Yes, you can change .text of a binary.
Note that this change will only affect current execution; upon
run
your change will "evaporate" (if you wanted to permanently patch the binary, that's possible as well, but the procedure is different).If so, am I doing something wrong?
Likely. You didn't tell us what you are trying to change the instruction to.
If so, what am I doing wrong and how can I fix it?
Using
(gdb) disas/r
will show you actual raw instruction bytes, and will likely make it easier to see what you did wrong. When I use it, I see this:0x080483ed <+9>: c7 44 24 1c d0 84 04 08 movl $0x80484d0,0x1c(%esp)

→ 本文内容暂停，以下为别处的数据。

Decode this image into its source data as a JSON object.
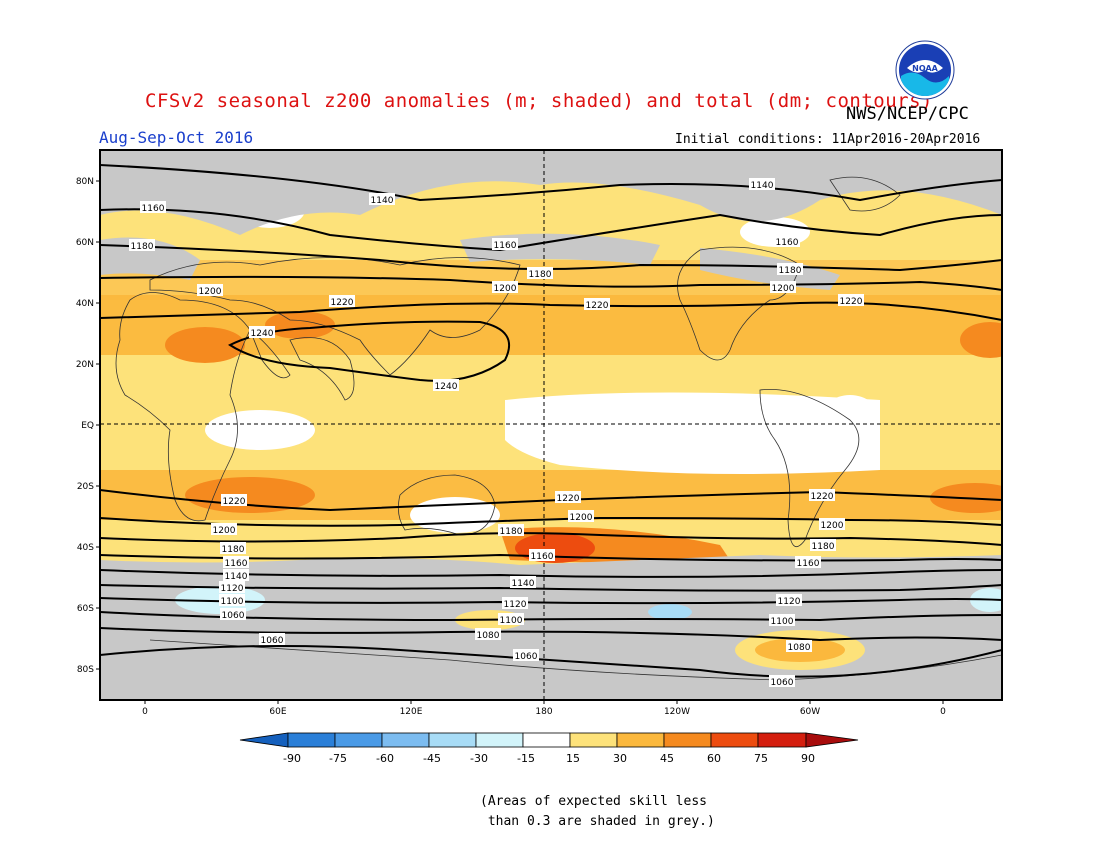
{
  "title": "CFSv2 seasonal z200 anomalies (m; shaded) and total (dm; contours)",
  "organization": "NWS/NCEP/CPC",
  "logo_text": "NOAA",
  "season": "Aug-Sep-Oct 2016",
  "initial_conditions": "Initial conditions: 11Apr2016-20Apr2016",
  "latitude_labels": [
    "80N",
    "60N",
    "40N",
    "20N",
    "EQ",
    "20S",
    "40S",
    "60S",
    "80S"
  ],
  "longitude_labels": [
    "0",
    "60E",
    "120E",
    "180",
    "120W",
    "60W",
    "0"
  ],
  "colorbar": {
    "ticks": [
      "-90",
      "-75",
      "-60",
      "-45",
      "-30",
      "-15",
      "15",
      "30",
      "45",
      "60",
      "75",
      "90"
    ],
    "colors": [
      "#1560bd",
      "#2a7fd8",
      "#4a9ae6",
      "#7cbcf0",
      "#a8dcf6",
      "#d2f4fa",
      "#ffffff",
      "#fde27a",
      "#fbb83d",
      "#f58a1f",
      "#ed4c0f",
      "#d41e0e",
      "#a80c0c"
    ]
  },
  "contour_labels": {
    "nh": [
      "1140",
      "1160",
      "1160",
      "1180",
      "1180",
      "1180",
      "1200",
      "1200",
      "1200",
      "1220",
      "1220",
      "1220",
      "1240",
      "1240"
    ],
    "sh": [
      "1220",
      "1220",
      "1220",
      "1200",
      "1200",
      "1200",
      "1180",
      "1180",
      "1180",
      "1160",
      "1160",
      "1160",
      "1140",
      "1140",
      "1120",
      "1120",
      "1120",
      "1100",
      "1100",
      "1100",
      "1080",
      "1080",
      "1060",
      "1060",
      "1060",
      "1060"
    ]
  },
  "note": "(Areas of expected skill less\n than 0.3 are shaded in grey.)"
}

That is, the address (which you apparently wanted to overwrite) for the instruction above [1] does not begin at
&instruction+1
, it begins at&instruction+4
. Also, you shouldn't reverse the bytes when you ask GDB to write a word (I am guessing you wanted the new address to be0x0804785b
and not0x5b870408
):(gdb) set *(0x080483ed+4)=0x01020304 (gdb) disas Dump of assembler code for function main: 0x080483e4 <+0>: push %ebp 0x080483e5 <+1>: mov %esp,%ebp 0x080483e7 <+3>: and $0xfffffff0,%esp 0x080483ea <+6>: sub $0x20,%esp => 0x080483ed <+9>: movl $0x1020304,0x1c(%esp) 0x080483f5 <+17>: mov 0x1c(%esp),%eax 0x080483f9 <+21>: mov %eax,(%esp) 0x080483fc <+24>: call 0x8048318 <puts@plt> 0x08048401 <+29>: mov $0x0,%eax 0x08048406 <+34>: leave 0x08048407 <+35>: ret
[1] It is very likely that your instruction:
0x080487e0 <+17>: movl $0x8048640,0x20(%esp)
has the same encoding as my instruction:
0x080483ed <+9>: movl $0x80484d0,0x1c(%esp)
as they are the "same", and have the same 8-byte length, but as FrankH pointed out, there might exist a different encoding of the same instruction. In any case,
disas/r
will show you all you need to know.这篇关于实时编辑code使用gdb的文章就介绍到这了,希望我们推荐的答案对大家有所帮助,也希望大家多多支持IT屋!